The Giants and Jets are in a far larger market than Minnesota. Yet, Minnesotans seem to believe that, even though our market can’t pay for a stadium on par with NYC, we still deserve a comparable stadium. Keeping up with the Joneses is a fine use of Duncanson’s own money but is a poor priority for the public’s. If the NFL would like to have a 31 billion dollar stadiums across the country, nothing is stopping them from building them with their own money. They can afford them.

If Vikings fans aren’t willing to chip in $100 million in PSLs (that’s around $5.55 per ticket per game over 30 years) they must be content with the Metrodome.

If the state can make money exploiting gamblers through e-pulltabs and bingo (and decides that it’s comfortable doing so), the conversation should be around what’s the best use of that revenue. If it was presented in that fashion, subsidizing Chris Duncanson’s relationship with the Vikings probably wouldn’t be at the top of the public’s priority list.

Peter Lynch on Vikings Stadium

Peter Lynch raised some interesting points. Vikings fans often brought up the subsidies the non-profit Guthrie received to justify subsidizing Zygi Wilf’s for-profit business. They didn’t seem to understand (or care) that the Guthrie’s subsidies were nowhere near the levels Zygi Wilf was demanding from the public. Lynch points out that the differences only begin there.

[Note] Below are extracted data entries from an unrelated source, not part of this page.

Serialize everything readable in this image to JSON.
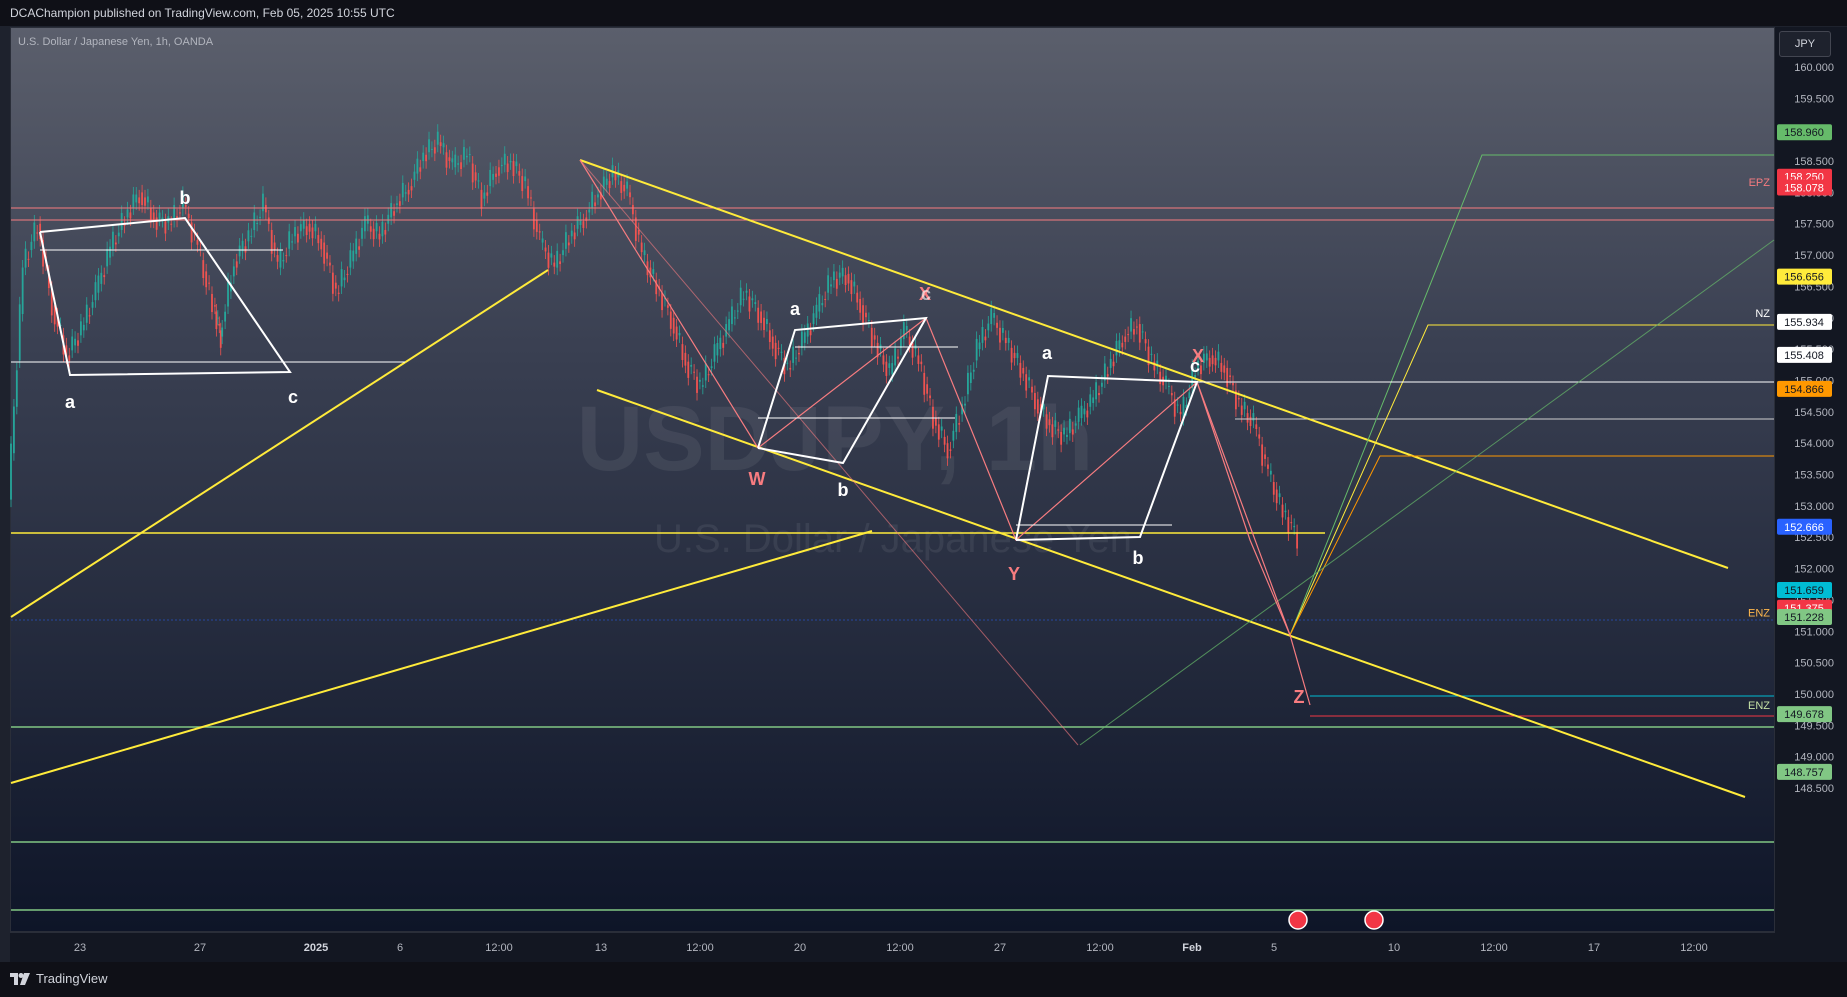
{
  "header": {
    "published": "DCAChampion published on TradingView.com, Feb 05, 2025 10:55 UTC"
  },
  "footer": {
    "brand": "TradingView"
  },
  "chart_data": {
    "type": "line",
    "title": "U.S. Dollar / Japanese Yen, 1h, OANDA",
    "watermark_symbol": "USDJPY, 1h",
    "watermark_name": "U.S. Dollar / Japanese Yen",
    "currency": "JPY",
    "ylim": [
      148.5,
      160.0
    ],
    "y_ticks": [
      "160.000",
      "159.500",
      "158.500",
      "158.000",
      "157.500",
      "157.000",
      "156.500",
      "156.000",
      "155.500",
      "155.000",
      "154.500",
      "154.000",
      "153.500",
      "153.000",
      "152.500",
      "152.000",
      "151.500",
      "151.000",
      "150.500",
      "150.000",
      "149.500",
      "149.000",
      "148.500"
    ],
    "x_ticks": [
      {
        "label": "23",
        "bold": false
      },
      {
        "label": "27",
        "bold": false
      },
      {
        "label": "2025",
        "bold": true
      },
      {
        "label": "6",
        "bold": false
      },
      {
        "label": "12:00",
        "bold": false
      },
      {
        "label": "13",
        "bold": false
      },
      {
        "label": "12:00",
        "bold": false
      },
      {
        "label": "20",
        "bold": false
      },
      {
        "label": "12:00",
        "bold": false
      },
      {
        "label": "27",
        "bold": false
      },
      {
        "label": "12:00",
        "bold": false
      },
      {
        "label": "Feb",
        "bold": true
      },
      {
        "label": "5",
        "bold": false
      },
      {
        "label": "10",
        "bold": false
      },
      {
        "label": "12:00",
        "bold": false
      },
      {
        "label": "17",
        "bold": false
      },
      {
        "label": "12:00",
        "bold": false
      }
    ],
    "price_markers": [
      {
        "value": "158.960",
        "price": 158.96,
        "color": "#66bb6a",
        "text_color": "#131722"
      },
      {
        "value": "158.250",
        "price": 158.25,
        "color": "#f23645",
        "text_color": "#ffffff"
      },
      {
        "value": "158.078",
        "price": 158.078,
        "color": "#f23645",
        "text_color": "#ffffff"
      },
      {
        "value": "156.656",
        "price": 156.656,
        "color": "#ffeb3b",
        "text_color": "#131722"
      },
      {
        "value": "155.934",
        "price": 155.934,
        "color": "#ffffff",
        "text_color": "#131722"
      },
      {
        "value": "155.408",
        "price": 155.408,
        "color": "#ffffff",
        "text_color": "#131722"
      },
      {
        "value": "154.866",
        "price": 154.866,
        "color": "#ff9800",
        "text_color": "#131722"
      },
      {
        "value": "152.666",
        "price": 152.666,
        "color": "#2962ff",
        "text_color": "#ffffff"
      },
      {
        "value": "151.659",
        "price": 151.659,
        "color": "#00bcd4",
        "text_color": "#131722"
      },
      {
        "value": "151.375",
        "price": 151.375,
        "color": "#f23645",
        "text_color": "#ffffff"
      },
      {
        "value": "151.228",
        "price": 151.228,
        "color": "#81c784",
        "text_color": "#131722"
      },
      {
        "value": "149.678",
        "price": 149.678,
        "color": "#81c784",
        "text_color": "#131722"
      },
      {
        "value": "148.757",
        "price": 148.757,
        "color": "#81c784",
        "text_color": "#131722"
      }
    ],
    "zone_labels": [
      {
        "text": "EPZ",
        "price": 158.165,
        "color": "#f77c80"
      },
      {
        "text": "NZ",
        "price": 156.08,
        "color": "#ffffff"
      },
      {
        "text": "ENZ",
        "price": 151.3,
        "color": "#ffb74d"
      },
      {
        "text": "ENZ",
        "price": 149.82,
        "color": "#c5e1a5"
      }
    ],
    "wave_labels": [
      {
        "text": "W",
        "color": "#f77c80"
      },
      {
        "text": "X",
        "color": "#f77c80"
      },
      {
        "text": "Y",
        "color": "#f77c80"
      },
      {
        "text": "X",
        "color": "#f77c80"
      },
      {
        "text": "Z",
        "color": "#f77c80"
      },
      {
        "text": "a",
        "color": "#ffffff"
      },
      {
        "text": "b",
        "color": "#ffffff"
      },
      {
        "text": "c",
        "color": "#ffffff"
      },
      {
        "text": "a",
        "color": "#ffffff"
      },
      {
        "text": "b",
        "color": "#ffffff"
      },
      {
        "text": "c",
        "color": "#ffffff"
      },
      {
        "text": "a",
        "color": "#ffffff"
      },
      {
        "text": "b",
        "color": "#ffffff"
      },
      {
        "text": "c",
        "color": "#ffffff"
      }
    ],
    "price_series_approx": [
      [
        0,
        153.1
      ],
      [
        4,
        156.8
      ],
      [
        8,
        157.5
      ],
      [
        12,
        156.2
      ],
      [
        16,
        155.4
      ],
      [
        20,
        155.8
      ],
      [
        24,
        156.4
      ],
      [
        28,
        157.1
      ],
      [
        32,
        157.6
      ],
      [
        36,
        158.0
      ],
      [
        40,
        157.6
      ],
      [
        44,
        157.5
      ],
      [
        48,
        157.8
      ],
      [
        52,
        157.1
      ],
      [
        56,
        156.2
      ],
      [
        58,
        155.7
      ],
      [
        62,
        156.9
      ],
      [
        66,
        157.3
      ],
      [
        70,
        157.8
      ],
      [
        74,
        156.8
      ],
      [
        78,
        157.3
      ],
      [
        82,
        157.5
      ],
      [
        86,
        157.2
      ],
      [
        90,
        156.4
      ],
      [
        94,
        156.9
      ],
      [
        98,
        157.5
      ],
      [
        102,
        157.3
      ],
      [
        106,
        157.8
      ],
      [
        110,
        158.1
      ],
      [
        114,
        158.6
      ],
      [
        118,
        158.8
      ],
      [
        122,
        158.4
      ],
      [
        126,
        158.6
      ],
      [
        130,
        157.9
      ],
      [
        134,
        158.4
      ],
      [
        138,
        158.5
      ],
      [
        142,
        158.1
      ],
      [
        146,
        157.2
      ],
      [
        150,
        156.8
      ],
      [
        154,
        157.3
      ],
      [
        158,
        157.6
      ],
      [
        162,
        158.0
      ],
      [
        166,
        158.3
      ],
      [
        170,
        158.0
      ],
      [
        174,
        157.0
      ],
      [
        178,
        156.5
      ],
      [
        182,
        156.0
      ],
      [
        186,
        155.3
      ],
      [
        190,
        154.9
      ],
      [
        194,
        155.4
      ],
      [
        198,
        155.9
      ],
      [
        202,
        156.4
      ],
      [
        206,
        156.1
      ],
      [
        210,
        155.6
      ],
      [
        214,
        155.2
      ],
      [
        218,
        155.6
      ],
      [
        222,
        156.1
      ],
      [
        226,
        156.6
      ],
      [
        230,
        156.7
      ],
      [
        234,
        156.2
      ],
      [
        238,
        155.6
      ],
      [
        242,
        155.1
      ],
      [
        246,
        155.8
      ],
      [
        250,
        155.3
      ],
      [
        254,
        154.4
      ],
      [
        258,
        153.9
      ],
      [
        262,
        154.6
      ],
      [
        266,
        155.5
      ],
      [
        270,
        156.0
      ],
      [
        274,
        155.6
      ],
      [
        278,
        155.2
      ],
      [
        282,
        154.7
      ],
      [
        286,
        154.3
      ],
      [
        290,
        154.1
      ],
      [
        294,
        154.4
      ],
      [
        298,
        154.7
      ],
      [
        302,
        155.2
      ],
      [
        306,
        155.7
      ],
      [
        310,
        155.9
      ],
      [
        314,
        155.3
      ],
      [
        318,
        154.9
      ],
      [
        322,
        154.4
      ],
      [
        326,
        155.2
      ],
      [
        330,
        155.4
      ],
      [
        334,
        155.2
      ],
      [
        338,
        154.6
      ],
      [
        342,
        154.3
      ],
      [
        346,
        153.5
      ],
      [
        350,
        152.9
      ],
      [
        354,
        152.5
      ]
    ]
  }
}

Jesse Jackson on Vikings Stadium #wilfare

Jesse Jackson on Vikings Stadium #wilfare

Jesse Jackson sounds very similar to Anna Jackson-Dudik. Perhaps this is why?

Anna Jackson-Dudik and Jesse Jackson on Facebook

It’s almost like Jesse was posting using his wife’s account. Or Anna using Jesse’s? Or, two people who’re willing to fight for public subsidies of their private relationship with a private company, who both think “allot” is a word, managed to find each other. While the context of the movie quote doesn’t make much sense, I think Jesse/Anna/Allot and I can agree that Reservoir Dogs was an entertaining movie 20 years ago.